IDENTIFYING STROKE RISK FACTORS IN MEDICAL DATASETS USING THE C4.5 ALGORITHM
Keywords:
C4.5, Database, Data Mining, Information Technology, StrokeAbstract
Stroke is a worldwide health problem that occurs significantly. Based on data from the World Health Organization (WHO), there are 13.7 million new stroke incidents each year, resulting in 5.5 million deaths. Data mining is the process of collecting, processing, and analyzing data to obtain important information. The C4.5 algorithm is the most commonly used in data mining to build decision trees based on labeled data. The problem this study aims to solve is the difficulty and time-consuming nature of processing health data to determine the risk of stroke. The public has difficulty getting correct and reliable information about stroke. For data collection techniques from datasets taken from the Kaggle site with the Stroke Prediction dataset with 5110 records and 12 attributes, as well as literature studies that search for information related to this study to help apply the C4.5 data mining algorithm in detecting the causes of stroke. The libraries are from various media such as the internet, books, journals, and other media. The decision tree algorithm in data mining can be applied to detect the cause of a person having a stroke.
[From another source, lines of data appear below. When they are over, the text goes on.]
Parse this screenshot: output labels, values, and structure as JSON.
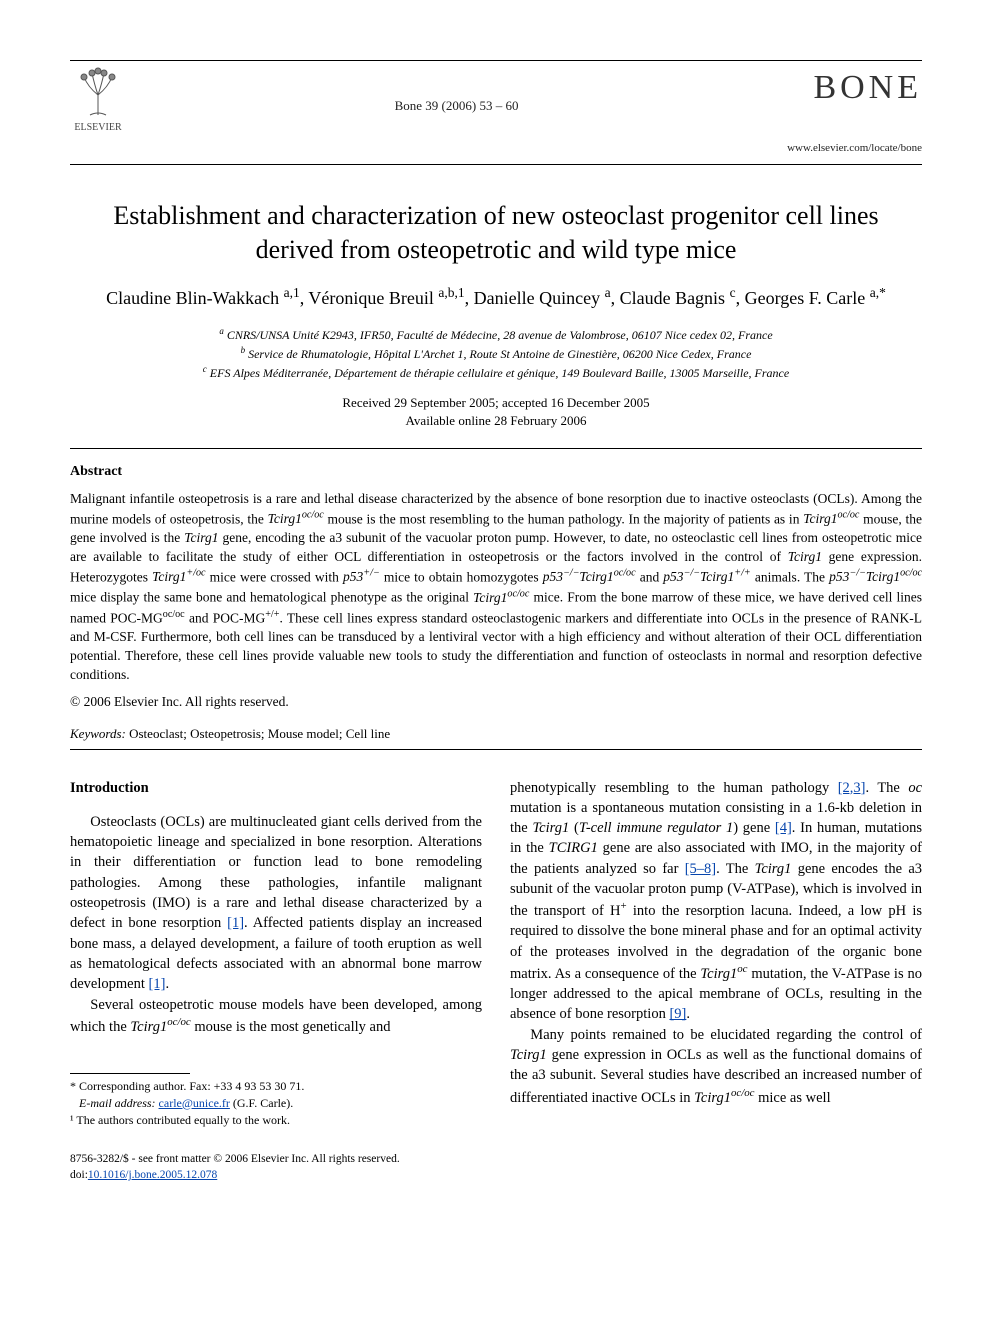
{
  "header": {
    "publisher_name": "ELSEVIER",
    "citation": "Bone 39 (2006) 53 – 60",
    "journal_logo": "BONE",
    "journal_url": "www.elsevier.com/locate/bone"
  },
  "title": "Establishment and characterization of new osteoclast progenitor cell lines derived from osteopetrotic and wild type mice",
  "authors_html": "Claudine Blin-Wakkach <span class='sup'>a,1</span>, Véronique Breuil <span class='sup'>a,b,1</span>, Danielle Quincey <span class='sup'>a</span>, Claude Bagnis <span class='sup'>c</span>, Georges F. Carle <span class='sup'>a,*</span>",
  "affiliations": {
    "a": "CNRS/UNSA Unité K2943, IFR50, Faculté de Médecine, 28 avenue de Valombrose, 06107 Nice cedex 02, France",
    "b": "Service de Rhumatologie, Hôpital L'Archet 1, Route St Antoine de Ginestière, 06200 Nice Cedex, France",
    "c": "EFS Alpes Méditerranée, Département de thérapie cellulaire et génique, 149 Boulevard Baille, 13005 Marseille, France"
  },
  "dates": {
    "received_accepted": "Received 29 September 2005; accepted 16 December 2005",
    "online": "Available online 28 February 2006"
  },
  "abstract": {
    "label": "Abstract",
    "body_html": "Malignant infantile osteopetrosis is a rare and lethal disease characterized by the absence of bone resorption due to inactive osteoclasts (OCLs). Among the murine models of osteopetrosis, the <span class='ital'>Tcirg1<span class='sup'>oc/oc</span></span> mouse is the most resembling to the human pathology. In the majority of patients as in <span class='ital'>Tcirg1<span class='sup'>oc/oc</span></span> mouse, the gene involved is the <span class='ital'>Tcirg1</span> gene, encoding the a3 subunit of the vacuolar proton pump. However, to date, no osteoclastic cell lines from osteopetrotic mice are available to facilitate the study of either OCL differentiation in osteopetrosis or the factors involved in the control of <span class='ital'>Tcirg1</span> gene expression. Heterozygotes <span class='ital'>Tcirg1<span class='sup'>+/oc</span></span> mice were crossed with <span class='ital'>p53<span class='sup'>+/−</span></span> mice to obtain homozygotes <span class='ital'>p53<span class='sup'>−/−</span>Tcirg1<span class='sup'>oc/oc</span></span> and <span class='ital'>p53<span class='sup'>−/−</span>Tcirg1<span class='sup'>+/+</span></span> animals. The <span class='ital'>p53<span class='sup'>−/−</span>Tcirg1<span class='sup'>oc/oc</span></span> mice display the same bone and hematological phenotype as the original <span class='ital'>Tcirg1<span class='sup'>oc/oc</span></span> mice. From the bone marrow of these mice, we have derived cell lines named POC-MG<span class='sup'>oc/oc</span> and POC-MG<span class='sup'>+/+</span>. These cell lines express standard osteoclastogenic markers and differentiate into OCLs in the presence of RANK-L and M-CSF. Furthermore, both cell lines can be transduced by a lentiviral vector with a high efficiency and without alteration of their OCL differentiation potential. Therefore, these cell lines provide valuable new tools to study the differentiation and function of osteoclasts in normal and resorption defective conditions.",
    "copyright": "© 2006 Elsevier Inc. All rights reserved."
  },
  "keywords": {
    "label": "Keywords:",
    "text": "Osteoclast; Osteopetrosis; Mouse model; Cell line"
  },
  "intro": {
    "heading": "Introduction",
    "left_p1_html": "Osteoclasts (OCLs) are multinucleated giant cells derived from the hematopoietic lineage and specialized in bone resorption. Alterations in their differentiation or function lead to bone remodeling pathologies. Among these pathologies, infantile malignant osteopetrosis (IMO) is a rare and lethal disease characterized by a defect in bone resorption <a class='cite-link' href='#'>[1]</a>. Affected patients display an increased bone mass, a delayed development, a failure of tooth eruption as well as hematological defects associated with an abnormal bone marrow development <a class='cite-link' href='#'>[1]</a>.",
    "left_p2_html": "Several osteopetrotic mouse models have been developed, among which the <span class='ital'>Tcirg1<span class='sup'>oc/oc</span></span> mouse is the most genetically and",
    "right_p1_html": "phenotypically resembling to the human pathology <a class='cite-link' href='#'>[2,3]</a>. The <span class='ital'>oc</span> mutation is a spontaneous mutation consisting in a 1.6-kb deletion in the <span class='ital'>Tcirg1</span> (<span class='ital'>T-cell immune regulator 1</span>) gene <a class='cite-link' href='#'>[4]</a>. In human, mutations in the <span class='ital'>TCIRG1</span> gene are also associated with IMO, in the majority of the patients analyzed so far <a class='cite-link' href='#'>[5–8]</a>. The <span class='ital'>Tcirg1</span> gene encodes the a3 subunit of the vacuolar proton pump (V-ATPase), which is involved in the transport of H<span class='sup'>+</span> into the resorption lacuna. Indeed, a low pH is required to dissolve the bone mineral phase and for an optimal activity of the proteases involved in the degradation of the organic bone matrix. As a consequence of the <span class='ital'>Tcirg1<span class='sup'>oc</span></span> mutation, the V-ATPase is no longer addressed to the apical membrane of OCLs, resulting in the absence of bone resorption <a class='cite-link' href='#'>[9]</a>.",
    "right_p2_html": "Many points remained to be elucidated regarding the control of <span class='ital'>Tcirg1</span> gene expression in OCLs as well as the functional domains of the a3 subunit. Several studies have described an increased number of differentiated inactive OCLs in <span class='ital'>Tcirg1<span class='sup'>oc/oc</span></span> mice as well"
  },
  "footnotes": {
    "corr": "* Corresponding author. Fax: +33 4 93 53 30 71.",
    "email_label": "E-mail address:",
    "email": "carle@unice.fr",
    "email_tail": "(G.F. Carle).",
    "shared": "¹ The authors contributed equally to the work."
  },
  "footer": {
    "left": "8756-3282/$ - see front matter © 2006 Elsevier Inc. All rights reserved.",
    "doi_label": "doi:",
    "doi": "10.1016/j.bone.2005.12.078"
  },
  "colors": {
    "link": "#0645ad",
    "text": "#000000",
    "background": "#ffffff"
  }
}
After manual calculations and using RapidMiner software, the accuracy of the prediction results is a benchmark for how effective this algorithm is in identifying the cause of stroke in a person, by producing a classification model with an accuracy rate of 94.89% and an AUC value of 0.709. 11 respondents filled out the questionnaire with the results being 45.44% choosing strongly agree, 44.56% choosing agree, and 10% being neutral.